Juan Pablo Garnham, Audience and Community Engagement editor at the Eviction Lab, said the rent crisis is affecting not just low-income individuals and families too, but also those with middle- and higher-incomes as well.
“The United States has been going through an affordable housing crisis since the Great Recession, which is related to the low levels of supply, high levels of demand, and the difficulties to access loans for a big part of our society, especially among low-income residents and potential first-time homeowners,” Garnham said. “In many parts of the country, there’s also been regulations that limit access to renters and low-income people, which add pressure to the market, including zoning restrictions and limitations for building more units.”
Garnham said the rent squeeze is also exacerbated by: “reports of more corporate groups and LLCs buying housing in larger numbers; increasing rent prices, making it more difficult for individual buyers to compete; and potentially provoking evictions and displacement.”
Golding said even though housing activists and advocates regard access to housing a basic human right, too many politicians, corporations, policymakers, speculators and developers see the housing issue in starkly financial terms. And she adds that it’s impossible to look at the affordable housing crisis, evictions and related issues without acknowledging the role race has played in it.
“No, it’s not possible to talk about this without talking about race. The present system is built on de jure racism, discrimination, segregation and inequity. Certain places received investments and others (Black) didn’t,” Golding explained. “As you’re investing in one place, that increases in value while causing displacement of people unable to afford homes and apartments spurring gentrification.

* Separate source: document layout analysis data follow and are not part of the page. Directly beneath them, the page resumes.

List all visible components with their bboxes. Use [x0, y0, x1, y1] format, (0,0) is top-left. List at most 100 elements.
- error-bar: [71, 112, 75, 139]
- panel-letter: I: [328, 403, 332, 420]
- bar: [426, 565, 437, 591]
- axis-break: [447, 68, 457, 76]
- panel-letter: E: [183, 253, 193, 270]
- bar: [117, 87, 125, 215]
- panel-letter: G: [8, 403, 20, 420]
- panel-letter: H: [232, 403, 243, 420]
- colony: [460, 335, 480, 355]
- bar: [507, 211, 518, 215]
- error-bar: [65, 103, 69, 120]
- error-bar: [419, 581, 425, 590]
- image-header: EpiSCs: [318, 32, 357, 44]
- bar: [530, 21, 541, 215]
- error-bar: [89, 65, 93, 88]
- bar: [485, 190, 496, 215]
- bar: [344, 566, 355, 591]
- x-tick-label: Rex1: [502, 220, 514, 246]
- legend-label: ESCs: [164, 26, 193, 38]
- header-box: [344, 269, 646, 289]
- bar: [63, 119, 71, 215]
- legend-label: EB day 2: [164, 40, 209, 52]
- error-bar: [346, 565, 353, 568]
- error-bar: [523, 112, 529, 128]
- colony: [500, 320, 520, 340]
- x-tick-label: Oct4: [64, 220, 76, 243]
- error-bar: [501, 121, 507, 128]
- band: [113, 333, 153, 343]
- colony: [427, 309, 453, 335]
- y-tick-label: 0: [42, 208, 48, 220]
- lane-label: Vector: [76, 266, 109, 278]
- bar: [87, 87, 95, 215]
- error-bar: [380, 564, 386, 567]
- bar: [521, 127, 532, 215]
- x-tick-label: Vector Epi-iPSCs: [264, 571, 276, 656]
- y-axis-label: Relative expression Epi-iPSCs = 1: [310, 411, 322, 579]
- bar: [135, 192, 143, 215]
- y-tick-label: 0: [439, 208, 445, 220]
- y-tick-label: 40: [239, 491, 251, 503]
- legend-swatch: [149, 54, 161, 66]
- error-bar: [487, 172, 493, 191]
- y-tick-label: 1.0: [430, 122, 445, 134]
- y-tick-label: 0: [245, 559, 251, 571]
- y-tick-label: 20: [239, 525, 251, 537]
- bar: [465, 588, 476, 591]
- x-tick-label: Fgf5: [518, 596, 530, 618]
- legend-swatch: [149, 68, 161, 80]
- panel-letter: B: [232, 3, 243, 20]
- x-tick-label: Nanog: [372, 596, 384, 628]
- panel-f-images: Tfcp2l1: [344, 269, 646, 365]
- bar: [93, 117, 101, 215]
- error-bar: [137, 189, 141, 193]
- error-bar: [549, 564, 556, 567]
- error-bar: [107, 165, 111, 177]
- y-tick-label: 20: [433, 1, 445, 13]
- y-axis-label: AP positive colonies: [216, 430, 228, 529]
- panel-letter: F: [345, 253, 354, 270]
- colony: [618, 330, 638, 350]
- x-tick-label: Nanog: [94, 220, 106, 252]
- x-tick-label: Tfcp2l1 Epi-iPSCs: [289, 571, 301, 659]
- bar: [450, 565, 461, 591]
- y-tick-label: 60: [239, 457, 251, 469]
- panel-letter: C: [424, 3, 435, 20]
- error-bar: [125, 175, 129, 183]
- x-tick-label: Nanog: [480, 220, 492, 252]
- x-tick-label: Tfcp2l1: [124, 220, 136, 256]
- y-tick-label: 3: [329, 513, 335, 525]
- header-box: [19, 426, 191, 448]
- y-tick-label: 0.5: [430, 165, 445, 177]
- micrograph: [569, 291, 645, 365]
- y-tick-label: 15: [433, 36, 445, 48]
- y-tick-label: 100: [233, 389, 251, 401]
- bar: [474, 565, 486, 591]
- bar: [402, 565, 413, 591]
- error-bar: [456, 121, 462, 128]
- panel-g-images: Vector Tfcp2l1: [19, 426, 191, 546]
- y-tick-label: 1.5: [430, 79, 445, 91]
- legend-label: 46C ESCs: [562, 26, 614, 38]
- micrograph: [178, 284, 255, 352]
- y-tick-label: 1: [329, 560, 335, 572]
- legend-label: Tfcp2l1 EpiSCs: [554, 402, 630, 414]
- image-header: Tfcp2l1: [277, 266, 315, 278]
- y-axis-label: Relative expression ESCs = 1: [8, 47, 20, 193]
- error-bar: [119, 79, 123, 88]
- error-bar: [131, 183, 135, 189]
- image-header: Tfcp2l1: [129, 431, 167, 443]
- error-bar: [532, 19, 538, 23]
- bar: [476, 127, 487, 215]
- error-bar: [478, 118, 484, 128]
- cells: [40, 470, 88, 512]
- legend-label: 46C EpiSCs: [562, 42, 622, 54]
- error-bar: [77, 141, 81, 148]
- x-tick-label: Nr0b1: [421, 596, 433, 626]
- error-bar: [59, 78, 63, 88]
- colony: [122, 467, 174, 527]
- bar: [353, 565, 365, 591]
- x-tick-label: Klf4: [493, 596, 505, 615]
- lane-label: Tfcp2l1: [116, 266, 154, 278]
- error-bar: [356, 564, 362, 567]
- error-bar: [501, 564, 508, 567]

In the 20th century, Golding said, geographical choices created structural racism, a social structure and categories where denial of wealth in the United States determined who would live where. The affordable housing crisis is rooted in the absence of racial equity and disinvestment in underserved communities, Golding said, with generations of racially discriminatory housing laws and policies creating barriers blocking African Americans from buying homes, accumulating wealth and experiencing opportunities enjoyed by other Americans.
Garnham, Golding, advocates and activists said there are a wide range of solutions that can and must be implemented but that will require political will, considerable public pressure and money to build enough homes and provide deeply affordable housing for all the people who are housing insecure. These solutions include significantly expanding America’s housing stock; revamping and reimaging evictions laws; Congress and state legislators approving new funding to expand the nation’s housing stock and expanding rental assistance to low-income people.